Hintergrund ist die im Jahr 2004 eingeführte Vorschrift des § 8b Abs. 8 Körperschaftsteuergesetz (KStG), wonach die Körperschaftsteuerbefreiungen für Gewinne im Zusammenhang mit der Beteiligung an anderen Kapitalgesellschaften für Kapitalanlagen bei Lebens- und Krankenversicherungsunternehmen sowie bei Pensionsfonds nicht gelten.

Der Kläger ist eine körperschaftsteuerpflichtige Pensionskasse und hält Anteile an verschiedenen Aktienfonds. In den Jahren 2002 bis 2004 hatte der Kläger Teilwertabschreibungen auf die Fonds vorgenommen, von denen sich jedoch aufgrund der Einführung des § 8b KStG nur diejenigen des Jahres 2004 mindernd auf den steuerlichen Gewinn ausgewirkt hatten. Im Streitjahr 2005 nahm der Kläger Teilwertaufholungen auf die Fonds vor, die er – mit Ausnahme von nicht abziehbaren Betriebsausgaben in Höhe von 5% – als steuerfrei ansah. Dies begründete er damit, dass die Teilwertabschreibungen in den Jahren 2002 und 2003 steuerlich ebenfalls nicht berücksichtigt wurden. Das Finanzamt sah die Teilwertaufholungen in vollem Umfang als steuerpflichtig, weil sie zunächst mit den zuletzt vorgenommenen und damit steuerwirksamen Teilwertabschreibungen des Jahres 2004 zu verrechnen seien.

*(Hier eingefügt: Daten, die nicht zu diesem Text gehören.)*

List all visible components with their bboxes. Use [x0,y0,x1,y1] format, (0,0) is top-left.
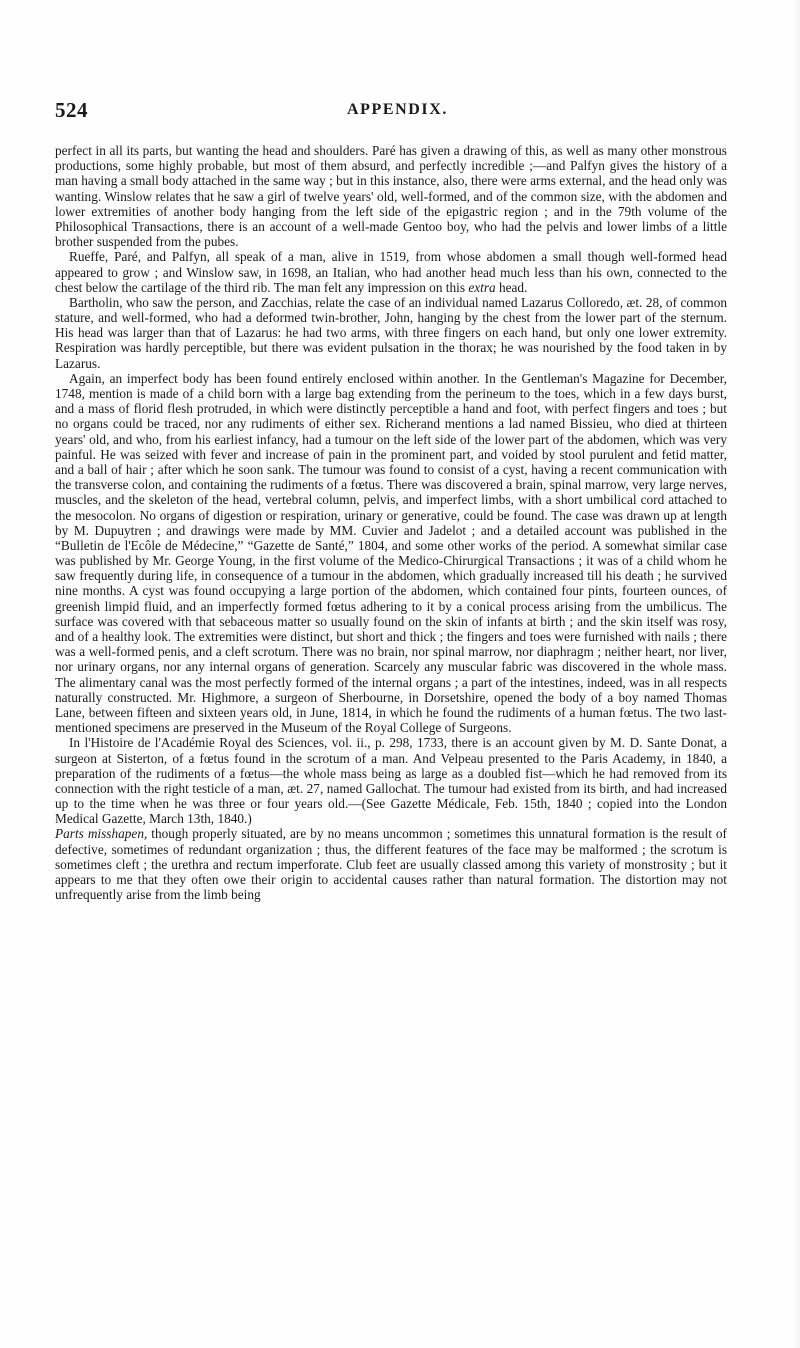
paragraph-6 [55,826,727,902]
paragraph-4 [55,371,727,736]
paragraph-1-text: perfect in all its parts, but wanting the head and shoulders. Paré has given a drawing of this, as well as many other monstrous productions, some highly probable, but most of them absurd, and perfectly incredible ;—and Palfyn gives the history of a man having a small body attached in the same way ; but in this instance, also, there were arms external, and the head only was wanting. Winslow relates that he saw a girl of twelve years' old, well-formed, and of the common size, with the abdomen and lower extremities of another body hanging from the left side of the epigastric region ; and in the 79th volume of the Philosophical Transactions, there is an account of a well-made Gentoo boy, who had the pelvis and lower limbs of a little brother suspended from the pubes. [55,143,727,250]
paragraph-4-text: Again, an imperfect body has been found entirely enclosed within another. In the Gentleman's Magazine for December, 1748, mention is made of a child born with a large bag extending from the perineum to the toes, which in a few days burst, and a mass of florid flesh protruded, in which were distinctly perceptible a hand and foot, with perfect fingers and toes ; but no organs could be traced, nor any rudiments of either sex. Richerand mentions a lad named Bissieu, who died at thirteen years' old, and who, from his earliest infancy, had a tumour on the left side of the lower part of the abdomen, which was very painful. He was seized with fever and increase of pain in the prominent part, and voided by stool purulent and fetid matter, and a ball of hair ; after which he soon sank. The tumour was found to consist of a cyst, having a recent communication with the transverse colon, and containing the rudiments of a fœtus. There was discovered a brain, spinal marrow, very large nerves, muscles, and the skeleton of the head, vertebral column, pelvis, and imperfect limbs, with a short umbilical cord attached to the mesocolon. No organs of digestion or respiration, urinary or generative, could be found. The case was drawn up at length by M. Dupuytren ; and drawings were made by MM. Cuvier and Jadelot ; and a detailed account was published in the “Bulletin de l'Ecôle de Médecine,” “Gazette de Santé,” 1804, and some other works of the period. A somewhat similar case was published by Mr. George Young, in the first volume of the Medico-Chirurgical Transactions ; it was of a child whom he saw frequently during life, in consequence of a tumour in the abdomen, which gradually increased till his death ; he survived nine months. A cyst was found occupying a large portion of the abdomen, which contained four pints, fourteen ounces, of greenish limpid fluid, and an imperfectly formed fœtus adhering to it by a conical process arising from the umbilicus. The surface was covered with that sebaceous matter so usually found on the skin of infants at birth ; and the skin itself was rosy, and of a healthy look. The extremities were distinct, but short and thick ; the fingers and toes were furnished with nails ; there was a well-formed penis, and a cleft scrotum. There was no brain, nor spinal marrow, nor diaphragm ; neither heart, nor liver, nor urinary organs, nor any internal organs of generation. Scarcely any muscular fabric was discovered in the whole mass. The alimentary canal was the most perfectly formed of the internal organs ; a part of the intestines, indeed, was in all respects naturally constructed. Mr. Highmore, a surgeon of Sherbourne, in Dorsetshire, opened the body of a boy named Thomas Lane, between fifteen and sixteen years old, in June, 1814, in which he found the rudiments of a human fœtus. The two last-mentioned specimens are preserved in the Museum of the Royal College of Surgeons. [55,370,727,736]
paragraph-2 [55,249,727,295]
paragraph-3 [55,295,727,371]
paragraph-2-italic-extra: extra [468,279,496,295]
running-head: APPENDIX. [346,101,449,118]
body-text [55,143,727,902]
paragraph-1 [55,143,727,249]
paragraph-2-text-b: head. [495,279,528,295]
paragraph-5 [55,735,727,826]
page-number: 524 [55,98,88,122]
paragraph-2-text-a: Rueffe, Paré, and Palfyn, all speak of a man, alive in 1519, from whose abdomen a small though well-formed head appeared to grow ; and Winslow saw, in 1698, an Italian, who had another head much less than his own, connected to the chest below the cartilage of the third rib. The man felt any impression on this [55,249,727,295]
page-edge-shadow [792,0,800,1348]
paragraph-3-text: Bartholin, who saw the person, and Zacchias, relate the case of an individual named Lazarus Colloredo, æt. 28, of common stature, and well-formed, who had a deformed twin-brother, John, hanging by the chest from the lower part of the sternum. His head was larger than that of Lazarus: he had two arms, with three fingers on each hand, but only one lower extremity. Respiration was hardly perceptible, but there was evident pulsation in the thorax; he was nourished by the food taken in by Lazarus. [55,294,727,371]
paragraph-5-text: In l'Histoire de l'Académie Royal des Sciences, vol. ii., p. 298, 1733, there is an account given by M. D. Sante Donat, a surgeon at Sisterton, of a fœtus found in the scrotum of a man. And Velpeau presented to the Paris Academy, in 1840, a preparation of the rudiments of a fœtus—the whole mass being as large as a doubled fist—which he had removed from its connection with the right testicle of a man, æt. 27, named Gallochat. The tumour had existed from its birth, and had increased up to the time when he was three or four years old.—(See Gazette Médicale, Feb. 15th, 1840 ; copied into the London Medical Gazette, March 13th, 1840.) [55,735,727,827]
page-header [55,98,740,128]
paragraph-6-italic-lead: Parts misshapen, [55,826,148,842]
paragraph-6-text: though properly situated, are by no means uncommon ; sometimes this unnatural formation is the result of defective, sometimes of redundant organization ; thus, the different features of the face may be malformed ; the scrotum is sometimes cleft ; the urethra and rectum imperforate. Club feet are usually classed among this variety of monstrosity ; but it appears to me that they often owe their origin to accidental causes rather than natural formation. The distortion may not unfrequently arise from the limb being [55,826,727,903]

Die Klage hatte nur teilweise Erfolg. Die Verrechnungsreihenfolge muss sich an einer Zeitenreihenfolge orientieren und dabei die zuletzt eingetretene Wertminderung als zuerst ausgeglichen angesehen werden („Last in- First out“), so das Finanzgericht.

Im Streitfall seien die Wertaufholungen damit zunächst von den zuletzt vorgenommenen (steuerwirksamen) Teilwertabschreibungen des Jahres 2004 vorzunehmen. Diese Verrechnungsreihenfolge „Last in – First out“ sei sachgerecht und korrespondiere mit dem Zweck der Neuregelung. Es sei folgerichtig, eine Verrechnung zuerst innerhalb des neuen Regelungssystems vorzunehmen. Erst wenn der jeweilige „Zwischen“-Buchwert erreicht sei, seien die steuerfreien Teilwertabschreibungen rückgängig zu machen.

Diese Berechnungen seien allerdings für jeden Fonds getrennt vorzunehmen. Da das Finanzamt dies nicht vollständig beachtet hatte, kam es zu einer teilweisen Stattgabe der Klage.

Anmerkung: Der Kläger hatte seine Argumentationen u. a. auf ein früheres BFH-Urteil vom 19. August 2009 (I R 2/09) gestützt, wonach (so der Urteilstenor) Wertaufholungen vorrangig mit steuerlich unwirksamen Teilwertabschreibungen zu kompensieren sind. Das genannte Urteil sei – so das Finanzgericht – auf die Regelung in § 8b Abs. 8 KStG übertragbar und im Sinne der „Last in – First out“-Mechanik zu verstehen. Diese Verrechnungsreihenfolge sei sachgerecht und korrespondiere mit dem Gesetzeszweck, die betreffenden Versicherungsunternehmen und Pensionskassen nicht den allgemeinen Grundsätzen des § 8b KStG zu unterwerfen.